The code to run PageRank is:
CALL algo.pageRank.stream(
'MATCH (p:Paper) WHERE p.year < 2015 RETURN id(p) as id',
'MATCH (p1:Paper)-[:CITES]->(p2:Paper) RETURN id(p1) as source, id(p2) as target',
{graph:'cypher', iterations:20, write:false, concurrency:20})
YIELD node, score
WITH
*,
node.title AS title,
node.year AS year,
score AS page_rank
ORDER BY page_rank DESC
LIMIT 10000
RETURN
title,
year,
page_rank;
How can I alter this code to return scaled score?

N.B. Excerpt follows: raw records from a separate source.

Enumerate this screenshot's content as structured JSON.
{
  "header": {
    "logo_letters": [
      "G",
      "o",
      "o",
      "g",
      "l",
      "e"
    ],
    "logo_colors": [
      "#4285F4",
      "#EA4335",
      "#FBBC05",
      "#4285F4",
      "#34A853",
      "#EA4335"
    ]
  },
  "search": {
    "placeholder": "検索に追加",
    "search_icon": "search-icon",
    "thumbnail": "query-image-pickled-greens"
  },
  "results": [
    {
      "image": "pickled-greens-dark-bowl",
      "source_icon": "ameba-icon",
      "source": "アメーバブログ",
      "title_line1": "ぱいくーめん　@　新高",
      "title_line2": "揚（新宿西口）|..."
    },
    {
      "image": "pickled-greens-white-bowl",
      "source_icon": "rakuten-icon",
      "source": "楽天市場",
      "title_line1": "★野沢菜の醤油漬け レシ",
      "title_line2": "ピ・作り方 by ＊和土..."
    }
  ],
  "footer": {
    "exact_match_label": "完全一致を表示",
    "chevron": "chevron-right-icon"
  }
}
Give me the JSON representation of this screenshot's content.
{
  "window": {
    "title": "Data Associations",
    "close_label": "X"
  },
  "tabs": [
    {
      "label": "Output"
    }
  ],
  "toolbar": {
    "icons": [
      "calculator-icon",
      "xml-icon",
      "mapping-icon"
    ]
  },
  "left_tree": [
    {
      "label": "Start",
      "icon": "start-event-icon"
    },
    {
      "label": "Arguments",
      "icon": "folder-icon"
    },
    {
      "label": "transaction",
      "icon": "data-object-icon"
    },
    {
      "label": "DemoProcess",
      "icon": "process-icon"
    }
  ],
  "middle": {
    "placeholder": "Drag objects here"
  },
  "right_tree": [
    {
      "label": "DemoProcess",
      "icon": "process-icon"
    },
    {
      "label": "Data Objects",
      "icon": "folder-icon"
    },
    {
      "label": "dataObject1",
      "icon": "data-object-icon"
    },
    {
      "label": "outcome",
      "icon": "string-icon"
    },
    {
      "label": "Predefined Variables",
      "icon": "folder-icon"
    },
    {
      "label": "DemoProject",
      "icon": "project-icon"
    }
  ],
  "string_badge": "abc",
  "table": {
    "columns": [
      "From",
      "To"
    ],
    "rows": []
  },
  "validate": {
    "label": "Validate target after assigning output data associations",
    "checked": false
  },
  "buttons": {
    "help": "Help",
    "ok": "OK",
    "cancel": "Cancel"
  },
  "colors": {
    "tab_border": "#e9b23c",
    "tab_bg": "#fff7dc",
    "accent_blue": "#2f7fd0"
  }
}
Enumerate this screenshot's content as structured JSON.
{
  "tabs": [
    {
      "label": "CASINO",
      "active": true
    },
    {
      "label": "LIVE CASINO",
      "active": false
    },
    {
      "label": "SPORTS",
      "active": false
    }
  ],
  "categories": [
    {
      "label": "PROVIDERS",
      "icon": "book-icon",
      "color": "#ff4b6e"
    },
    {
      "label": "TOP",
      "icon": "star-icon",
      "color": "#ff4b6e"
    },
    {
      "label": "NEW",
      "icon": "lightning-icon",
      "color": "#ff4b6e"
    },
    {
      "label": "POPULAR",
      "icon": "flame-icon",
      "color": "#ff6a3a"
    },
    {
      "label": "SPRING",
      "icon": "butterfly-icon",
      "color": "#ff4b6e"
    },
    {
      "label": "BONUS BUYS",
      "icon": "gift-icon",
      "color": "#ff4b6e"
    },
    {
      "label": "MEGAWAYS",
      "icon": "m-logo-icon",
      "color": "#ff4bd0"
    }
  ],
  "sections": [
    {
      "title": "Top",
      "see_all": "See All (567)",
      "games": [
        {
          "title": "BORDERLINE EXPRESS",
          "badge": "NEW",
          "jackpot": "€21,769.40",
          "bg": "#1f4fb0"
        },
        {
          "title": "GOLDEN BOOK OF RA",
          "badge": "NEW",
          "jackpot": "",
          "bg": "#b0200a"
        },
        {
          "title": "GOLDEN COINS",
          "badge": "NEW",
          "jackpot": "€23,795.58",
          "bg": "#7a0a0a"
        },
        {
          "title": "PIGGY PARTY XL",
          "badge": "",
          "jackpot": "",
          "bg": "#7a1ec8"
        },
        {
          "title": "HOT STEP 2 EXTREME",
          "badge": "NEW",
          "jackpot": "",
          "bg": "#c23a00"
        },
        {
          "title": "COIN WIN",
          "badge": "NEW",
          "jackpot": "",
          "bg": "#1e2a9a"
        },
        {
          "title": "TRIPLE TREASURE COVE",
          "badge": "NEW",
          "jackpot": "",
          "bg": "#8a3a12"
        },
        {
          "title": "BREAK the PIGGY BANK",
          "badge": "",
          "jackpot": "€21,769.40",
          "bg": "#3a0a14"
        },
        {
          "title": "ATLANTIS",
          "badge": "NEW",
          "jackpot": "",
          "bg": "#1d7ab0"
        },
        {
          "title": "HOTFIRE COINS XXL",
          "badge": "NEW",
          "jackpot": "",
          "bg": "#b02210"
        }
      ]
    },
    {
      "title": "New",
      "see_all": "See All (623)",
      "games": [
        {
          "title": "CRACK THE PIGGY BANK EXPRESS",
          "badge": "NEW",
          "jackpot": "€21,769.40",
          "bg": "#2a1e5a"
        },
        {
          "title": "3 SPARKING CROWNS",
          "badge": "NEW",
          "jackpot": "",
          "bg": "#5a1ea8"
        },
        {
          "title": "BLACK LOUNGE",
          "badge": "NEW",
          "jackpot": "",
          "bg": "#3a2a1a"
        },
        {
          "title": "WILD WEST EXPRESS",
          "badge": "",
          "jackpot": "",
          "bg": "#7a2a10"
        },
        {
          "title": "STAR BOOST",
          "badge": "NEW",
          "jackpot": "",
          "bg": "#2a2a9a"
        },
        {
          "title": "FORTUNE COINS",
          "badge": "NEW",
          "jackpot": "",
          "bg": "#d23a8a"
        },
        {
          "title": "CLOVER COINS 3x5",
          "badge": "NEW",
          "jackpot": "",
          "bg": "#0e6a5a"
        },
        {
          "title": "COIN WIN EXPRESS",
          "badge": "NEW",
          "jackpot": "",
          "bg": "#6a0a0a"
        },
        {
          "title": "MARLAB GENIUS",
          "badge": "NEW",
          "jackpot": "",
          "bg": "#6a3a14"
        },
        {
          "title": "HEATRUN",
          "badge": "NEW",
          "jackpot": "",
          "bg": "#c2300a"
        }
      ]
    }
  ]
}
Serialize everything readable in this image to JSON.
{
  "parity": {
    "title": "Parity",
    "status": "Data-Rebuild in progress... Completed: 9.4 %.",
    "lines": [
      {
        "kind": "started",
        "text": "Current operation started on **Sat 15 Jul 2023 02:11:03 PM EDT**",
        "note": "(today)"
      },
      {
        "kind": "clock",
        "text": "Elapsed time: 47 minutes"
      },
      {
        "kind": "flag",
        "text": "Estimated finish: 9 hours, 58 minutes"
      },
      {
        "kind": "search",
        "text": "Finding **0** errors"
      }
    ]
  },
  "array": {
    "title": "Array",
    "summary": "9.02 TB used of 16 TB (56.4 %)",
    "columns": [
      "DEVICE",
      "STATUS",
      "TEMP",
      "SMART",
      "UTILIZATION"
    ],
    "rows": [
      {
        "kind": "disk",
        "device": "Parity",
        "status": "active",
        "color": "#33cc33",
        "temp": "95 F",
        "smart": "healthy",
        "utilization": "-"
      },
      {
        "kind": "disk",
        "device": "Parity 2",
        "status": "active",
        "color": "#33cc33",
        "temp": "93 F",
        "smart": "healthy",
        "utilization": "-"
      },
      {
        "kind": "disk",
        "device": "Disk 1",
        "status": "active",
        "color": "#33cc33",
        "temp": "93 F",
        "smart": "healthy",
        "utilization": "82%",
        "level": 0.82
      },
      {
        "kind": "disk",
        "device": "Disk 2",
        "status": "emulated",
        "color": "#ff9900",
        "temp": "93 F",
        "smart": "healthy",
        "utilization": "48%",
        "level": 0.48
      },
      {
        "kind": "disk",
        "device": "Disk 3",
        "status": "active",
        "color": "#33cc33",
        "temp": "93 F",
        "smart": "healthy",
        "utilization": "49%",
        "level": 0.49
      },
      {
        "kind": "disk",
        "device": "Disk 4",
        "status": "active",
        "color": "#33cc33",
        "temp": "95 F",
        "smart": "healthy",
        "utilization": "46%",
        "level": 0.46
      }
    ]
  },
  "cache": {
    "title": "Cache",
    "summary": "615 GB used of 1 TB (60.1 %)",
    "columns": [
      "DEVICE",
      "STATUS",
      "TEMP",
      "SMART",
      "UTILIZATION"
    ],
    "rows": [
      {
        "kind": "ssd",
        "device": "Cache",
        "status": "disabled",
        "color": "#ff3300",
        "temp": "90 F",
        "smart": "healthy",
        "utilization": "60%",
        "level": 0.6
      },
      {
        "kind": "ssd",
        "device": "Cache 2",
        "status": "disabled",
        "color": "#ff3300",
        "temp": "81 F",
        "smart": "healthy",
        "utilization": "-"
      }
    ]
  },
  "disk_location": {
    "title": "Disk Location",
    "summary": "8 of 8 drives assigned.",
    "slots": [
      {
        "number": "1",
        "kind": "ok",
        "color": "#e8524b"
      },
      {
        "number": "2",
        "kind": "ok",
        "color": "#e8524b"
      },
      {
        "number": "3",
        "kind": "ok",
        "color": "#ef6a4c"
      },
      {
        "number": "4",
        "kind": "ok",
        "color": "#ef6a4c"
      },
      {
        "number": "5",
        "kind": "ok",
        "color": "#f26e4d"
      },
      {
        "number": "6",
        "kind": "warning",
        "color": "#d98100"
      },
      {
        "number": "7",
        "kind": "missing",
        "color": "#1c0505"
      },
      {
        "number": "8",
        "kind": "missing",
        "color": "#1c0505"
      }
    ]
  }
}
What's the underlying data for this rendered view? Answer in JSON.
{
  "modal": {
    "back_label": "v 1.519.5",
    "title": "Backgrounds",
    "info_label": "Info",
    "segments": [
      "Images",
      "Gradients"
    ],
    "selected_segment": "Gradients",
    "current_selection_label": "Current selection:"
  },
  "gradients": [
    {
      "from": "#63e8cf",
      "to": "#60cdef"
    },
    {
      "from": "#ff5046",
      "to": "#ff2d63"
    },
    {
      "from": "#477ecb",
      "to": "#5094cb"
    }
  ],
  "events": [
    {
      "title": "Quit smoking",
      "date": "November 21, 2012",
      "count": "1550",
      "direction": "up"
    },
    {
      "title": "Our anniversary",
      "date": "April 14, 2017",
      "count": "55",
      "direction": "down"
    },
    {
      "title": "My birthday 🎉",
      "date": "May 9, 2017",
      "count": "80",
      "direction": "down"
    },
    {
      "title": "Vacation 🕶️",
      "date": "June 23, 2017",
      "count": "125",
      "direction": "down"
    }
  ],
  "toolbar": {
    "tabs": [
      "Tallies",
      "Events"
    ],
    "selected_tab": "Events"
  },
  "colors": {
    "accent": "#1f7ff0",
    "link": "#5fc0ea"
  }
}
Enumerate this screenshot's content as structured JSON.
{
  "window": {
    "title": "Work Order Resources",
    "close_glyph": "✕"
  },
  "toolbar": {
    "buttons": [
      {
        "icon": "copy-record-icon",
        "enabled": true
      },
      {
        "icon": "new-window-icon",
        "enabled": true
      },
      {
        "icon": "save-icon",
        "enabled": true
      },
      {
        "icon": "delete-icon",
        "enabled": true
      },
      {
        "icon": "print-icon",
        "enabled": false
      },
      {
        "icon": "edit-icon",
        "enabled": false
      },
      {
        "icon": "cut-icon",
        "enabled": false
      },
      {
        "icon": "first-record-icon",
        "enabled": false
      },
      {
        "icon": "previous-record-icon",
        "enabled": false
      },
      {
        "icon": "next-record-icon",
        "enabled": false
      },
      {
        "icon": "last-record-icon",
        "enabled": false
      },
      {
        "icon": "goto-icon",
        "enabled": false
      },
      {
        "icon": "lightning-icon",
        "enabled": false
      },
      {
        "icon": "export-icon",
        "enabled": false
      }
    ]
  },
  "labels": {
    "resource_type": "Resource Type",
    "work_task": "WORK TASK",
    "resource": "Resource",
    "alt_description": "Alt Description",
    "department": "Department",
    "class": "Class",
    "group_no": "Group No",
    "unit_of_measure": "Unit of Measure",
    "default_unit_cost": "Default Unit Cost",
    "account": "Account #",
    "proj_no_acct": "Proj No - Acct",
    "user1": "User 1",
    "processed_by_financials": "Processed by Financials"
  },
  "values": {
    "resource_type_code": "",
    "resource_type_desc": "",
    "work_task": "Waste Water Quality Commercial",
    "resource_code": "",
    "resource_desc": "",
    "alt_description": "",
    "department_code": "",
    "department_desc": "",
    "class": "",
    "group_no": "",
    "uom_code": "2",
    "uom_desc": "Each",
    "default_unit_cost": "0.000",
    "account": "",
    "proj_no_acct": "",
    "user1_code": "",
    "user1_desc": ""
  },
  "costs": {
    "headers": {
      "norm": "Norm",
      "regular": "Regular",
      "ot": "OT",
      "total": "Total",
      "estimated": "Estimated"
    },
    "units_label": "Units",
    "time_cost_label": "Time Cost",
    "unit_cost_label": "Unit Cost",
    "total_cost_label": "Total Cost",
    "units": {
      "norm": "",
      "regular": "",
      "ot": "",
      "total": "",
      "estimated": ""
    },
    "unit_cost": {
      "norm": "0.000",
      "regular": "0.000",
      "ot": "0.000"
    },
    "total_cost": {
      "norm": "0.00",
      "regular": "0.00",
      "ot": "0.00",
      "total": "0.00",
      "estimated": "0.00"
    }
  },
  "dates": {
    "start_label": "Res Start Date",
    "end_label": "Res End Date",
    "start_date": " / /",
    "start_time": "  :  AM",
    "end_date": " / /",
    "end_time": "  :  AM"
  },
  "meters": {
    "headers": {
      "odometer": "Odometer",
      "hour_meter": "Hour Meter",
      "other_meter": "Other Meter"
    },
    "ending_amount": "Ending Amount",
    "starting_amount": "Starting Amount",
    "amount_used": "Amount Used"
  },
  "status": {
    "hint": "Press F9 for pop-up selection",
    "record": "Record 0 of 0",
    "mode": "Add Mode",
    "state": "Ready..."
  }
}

Any help is greatly appreciated!
Upvotes: 0
Views: 1125
Reputation: 66989
This query should return the scaled_score
(as an absolute value) for each year
/title
combination (the lower the scaled score, the closer the title's page_rank
is to the average for that year):
CALL algo.pageRank.stream(
'MATCH (p:Paper) WHERE p.year < 2015 RETURN id(p) as id',
'MATCH (p1:Paper)-[:CITES]->(p2:Paper) RETURN id(p1) as source, id(p2) as target',
{graph:'cypher', iterations:20, write:false, concurrency:20})
YIELD node, score
WITH
node.title AS title,
node.year AS year,
score AS page_rank
ORDER BY page_rank DESC
LIMIT 10000
WITH year, COLLECT({title: title, page_rank: page_rank}) AS data, AVG(page_rank) AS avg_page_rank
UNWIND data AS d
RETURN year, d.title AS title, ABS(d.page_rank-avg_page_rank)/avg_page_rank AS scaled_score;
You may also want to order the results (say, by year
or scaled_score
).
Upvotes: 1